Maylong's $99 M-150 Tablet Reviewed


What Works (And What Doesn't)



The M-150 is meant primarily for Landscape use--here you can see the "Home" button on the right and the camera lens on the left.

Let's start on a good note. The M-150 is light (13.5 oz according to Maylong) and feels reasonably sturdy. Neither flexion nor brittleness were a problem; the devices' few buttons functioned well without feeling like cheap trinkets. The screen was bright, colorful, and easy to read. WiFi setup was as simple as providing the necessary login/password (WPA/WPA2 are both supported). The tablet also had no trouble running off conventional wired Ethernet.


The Ethernet cable plugs into the end of the dongle shown here. The port's placement makes it difficult to hold the tablet in two hands; it's even worse if you have the tablet plugged in.

The M-150 can play both audio and video files, but format support is very limited. For audio, you've got your choice of WMA or WAV (MP3 files are not listed as officially supported but will still play). If you want to watch video on the M-150, it'll need to be encoded in FLV, WMV, or AVI.

Online videos loaded through YouTube took surprisingly little time, but the video quality wasn't very good, even by YouTube standards. Web surfing was also problematic; the M-150 never crashed on us, but it could only load the simplest of sites within a reasonable time frame. Attempting to view a site like NYT or CNN required much patience.

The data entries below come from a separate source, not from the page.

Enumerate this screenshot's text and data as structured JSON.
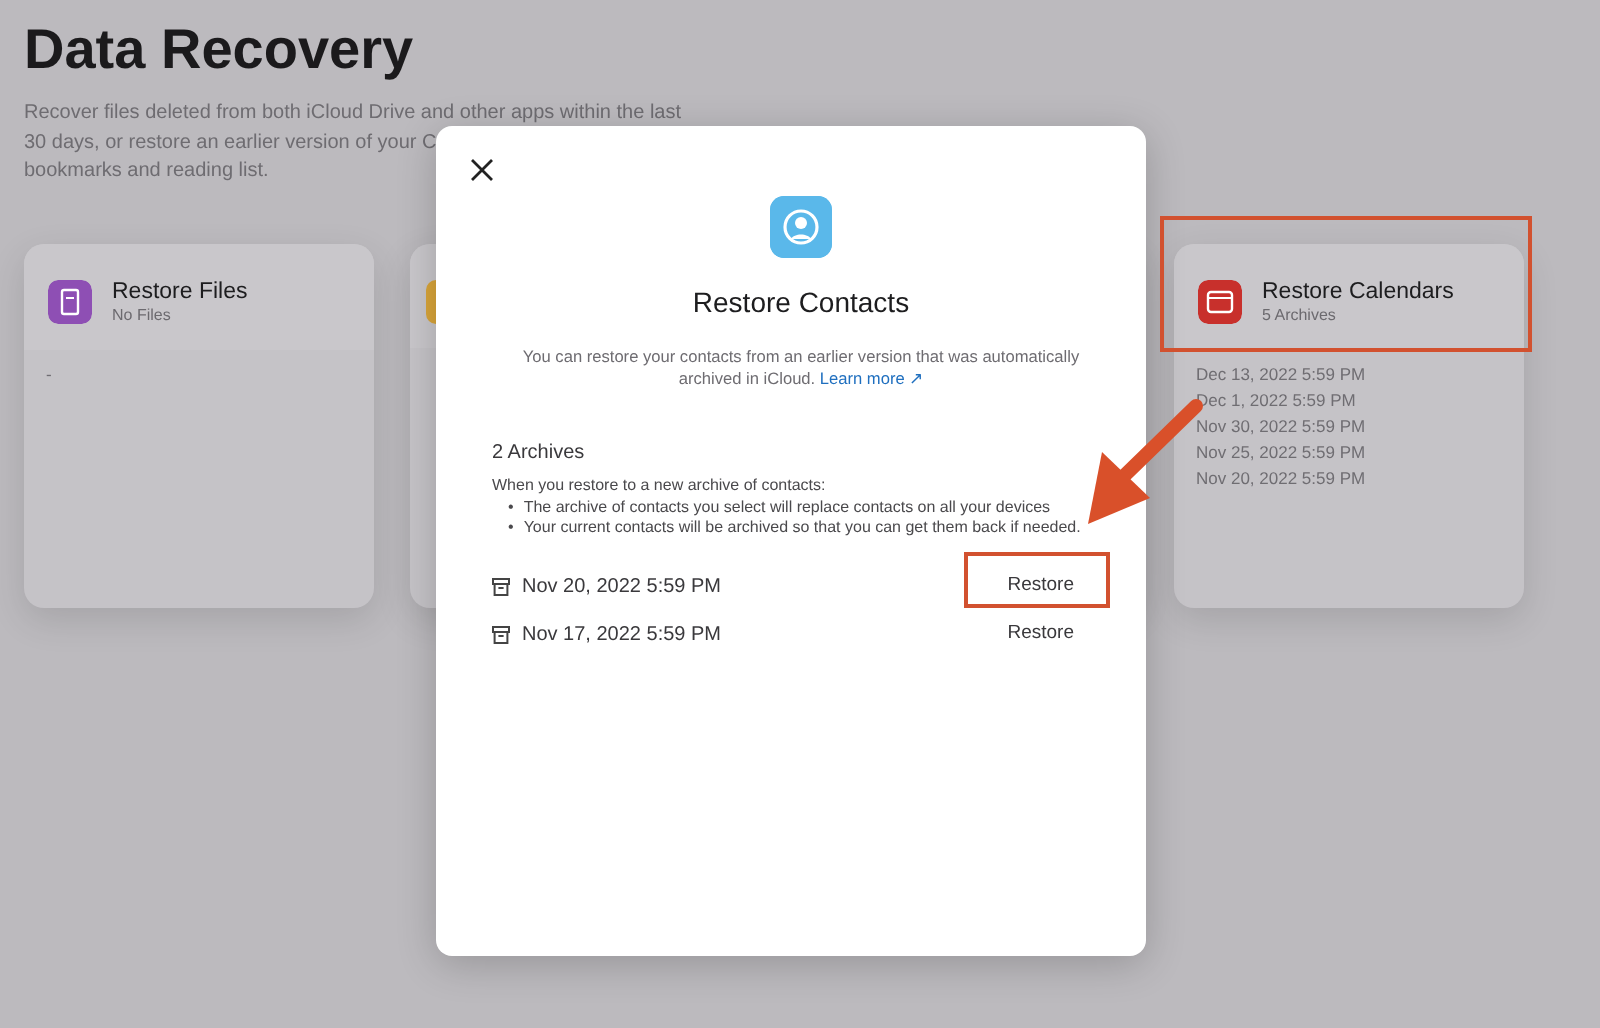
{
  "page": {
    "title": "Data Recovery",
    "description_lines": [
      "Recover files deleted from both iCloud Drive and other apps within the last",
      "30 days, or restore an earlier version of your C",
      "bookmarks and reading list."
    ]
  },
  "cards": [
    {
      "kind": "files",
      "title": "Restore Files",
      "subtitle": "No Files",
      "color": "#8e4fb4",
      "items": [
        "-"
      ]
    },
    {
      "kind": "hidden",
      "color": "#d9a53a"
    },
    {
      "kind": "calendars",
      "title": "Restore Calendars",
      "subtitle": "5 Archives",
      "color": "#c8302c",
      "items": [
        "Dec 13, 2022 5:59 PM",
        "Dec 1, 2022 5:59 PM",
        "Nov 30, 2022 5:59 PM",
        "Nov 25, 2022 5:59 PM",
        "Nov 20, 2022 5:59 PM"
      ]
    }
  ],
  "modal": {
    "title": "Restore Contacts",
    "description": "You can restore your contacts from an earlier version that was automatically archived in iCloud.",
    "link": "Learn more ↗",
    "archives_count": "2 Archives",
    "info_intro": "When you restore to a new archive of contacts:",
    "bullet": "•",
    "info_points": [
      "The archive of contacts you select will replace contacts on all your devices",
      "Your current contacts will be archived so that you can get them back if needed."
    ],
    "archives": [
      {
        "date": "Nov 20, 2022 5:59 PM",
        "action": "Restore"
      },
      {
        "date": "Nov 17, 2022 5:59 PM",
        "action": "Restore"
      }
    ]
  },
  "callouts": [
    {
      "kind": "box"
    },
    {
      "kind": "box"
    },
    {
      "kind": "arrow"
    }
  ]
}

On the other hand, it's a surprisingly good eReader. While it'll never stand up to Amazon or Sony, text was sharp and readable with minimum eye fatigue. We also had no trouble downloading a library of titles from the included Aldiko eBook application. We wouldn't ever describe the M-150 as responsive but it wasn't as balky as we expected. The delay between tapping on an application icon and seeing that application start to launch was typically around 2-5 seconds. The system took longer when loading available downloads from the Android Application Market or when accessing Aldiko's library of books, but still completed these tasks in well under a minute.

It's All Downhill From Here


The screen arrived looking like this. Note the sizable scruff running from one edge to the middle of the screen.

Our tablet arrived sans manual, with a stylus scuff mark that tracked over almost the entire screen. The stylus is the only effective way to use the tablet, but the resistive screen means you'll have to push down—which then scuffs the screen more.  Maylong claims the M-150 has 2-3 hours of standby battery life. In active mode, battery life is less than 90 minutes.


The same screen after a few days of use. This angle shows the initial scratch more prominently, but also highlights the number of back-and-forth scuff marks.

The M150's power connector and USB/Ethernet dongle are placed in a way that makes the system damnably awkward to hold in two hands. As if this wasn't enough, the bulky dongle fell out almost every time the tablet was moved, adjusted, or breathed on. Even repositioning the M-150 to hold it vertically instead of horizontally had a tendency to knock the dongle out.


The M-150's side ports. From the left, there's a speaker, power jack, headphone jack, the dongle's port, a microSD port, and a second speaker. There's actually a microSD card in the slot, though you may not be able to tell from here.

You might think the solution is to skip USB flash storage altogether and use a microSD card, instead. Unfortunately, that's not possible--at least not with our unit. The only way the microSD reader would recognize a card is if we inserted it until just the barest bit of edge was visible. Most SD readers have a spring-release that ejects the card when its toggled from the outside. The M-150 just eats the card, period—the only way to extract it was with the use of  tiny jewelry screwdriver. Perhaps the mechanism was damaged on our unit. Our system refused to save eBook's unless we had a microSD card inserted, and we were never able to coax the M-150 into using an external USB device.

Maylong sells a carrying case w/included keyboard for the M-150, but either there was something wrong with our unit or the tablet has an unexplained preference for that particular keyboard because no other USB keyboard worked. This further limited the M-150's practical usefulness--the stylus is impractical for writing anything more than a quick note.

The most disquieting "feature" of the Maylong M-150 is the disparate array of problems various reviewers are reporting. Pick any given topic—system responsiveness, wireless support, screen quality, etc—and you'll find different people reporting different degrees of functionality. This implies that Maylong's quality control is rather slipshod.